Heterochromatin differentiation, including band size, sites, and Giemsa staining intensity, was analyzed by the HKG (HCl-KOH-Giemsa) banding technique in the A genomes of 21 diploid (Triticum urartu, T. boeoticum and T. monococcum), 13 tetraploid (T. araraticum, T. timopheevi, T. dicoccoides and T. turgidum var. Dicoccon, Polonicum), and 7 cultivars of hexaploid (T. aestivum) wheats from different germplasm collections. Among wild and cultivated diploid taxa, heterochromatin was located mainly at centromeric regions, but the size and staining intensity were distinct and some accessions' genomes had interstitial and telomeric bands. Among wild and cultivated polyploid wheats, heterochromatin exhibited bifurcated differentiation. Heterochromatinization occurred in chromosomes 4A(t) and 7A(t) and in smaller amounts in 2A(t), 3A(t), 5A(t), and 6A(t) within the genomes of the tetraploid Timopheevi group (T. araraticum, and T. timopheevi) and vice versa within those of the Emmer group (T. dicoccoides and T. turgidum).

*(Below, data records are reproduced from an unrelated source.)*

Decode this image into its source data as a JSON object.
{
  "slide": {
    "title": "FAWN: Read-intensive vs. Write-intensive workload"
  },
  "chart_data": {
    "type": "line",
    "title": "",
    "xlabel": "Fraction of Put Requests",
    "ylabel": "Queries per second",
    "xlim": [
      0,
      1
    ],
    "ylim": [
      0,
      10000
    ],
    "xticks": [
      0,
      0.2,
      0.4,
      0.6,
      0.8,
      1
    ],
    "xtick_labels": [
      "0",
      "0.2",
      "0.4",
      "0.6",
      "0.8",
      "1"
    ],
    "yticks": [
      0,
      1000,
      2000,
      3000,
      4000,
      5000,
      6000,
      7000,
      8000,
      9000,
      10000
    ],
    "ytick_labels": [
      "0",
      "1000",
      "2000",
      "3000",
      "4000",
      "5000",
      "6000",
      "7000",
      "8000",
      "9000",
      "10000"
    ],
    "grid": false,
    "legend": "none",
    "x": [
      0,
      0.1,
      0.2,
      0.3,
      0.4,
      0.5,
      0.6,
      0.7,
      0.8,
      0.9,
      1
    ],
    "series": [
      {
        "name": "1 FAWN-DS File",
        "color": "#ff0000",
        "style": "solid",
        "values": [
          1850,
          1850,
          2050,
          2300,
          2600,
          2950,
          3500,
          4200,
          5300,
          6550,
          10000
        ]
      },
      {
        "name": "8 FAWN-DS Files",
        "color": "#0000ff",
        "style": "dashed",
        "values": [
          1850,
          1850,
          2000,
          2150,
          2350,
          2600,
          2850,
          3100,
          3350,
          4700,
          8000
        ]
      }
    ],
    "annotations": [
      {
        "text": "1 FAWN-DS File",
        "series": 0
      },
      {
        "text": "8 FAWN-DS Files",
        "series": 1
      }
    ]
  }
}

Similar divergence patterns occurred among chromosome 4A(a) and 7A(a) of cultivars of hexaploid wheat (T. aestivum). These dynamic processes could be related to geographic distribution and to natural and artifical selection. Comparison of the A genomes of diploid wheats with those of polyploid wheats shows that the A genomes in existing diploid wheats could not be the direct donors of those in polyploid wheats, but that the extant taxa of diploids and polyploids probably have a common origin and share a common A-genomelike ancestor.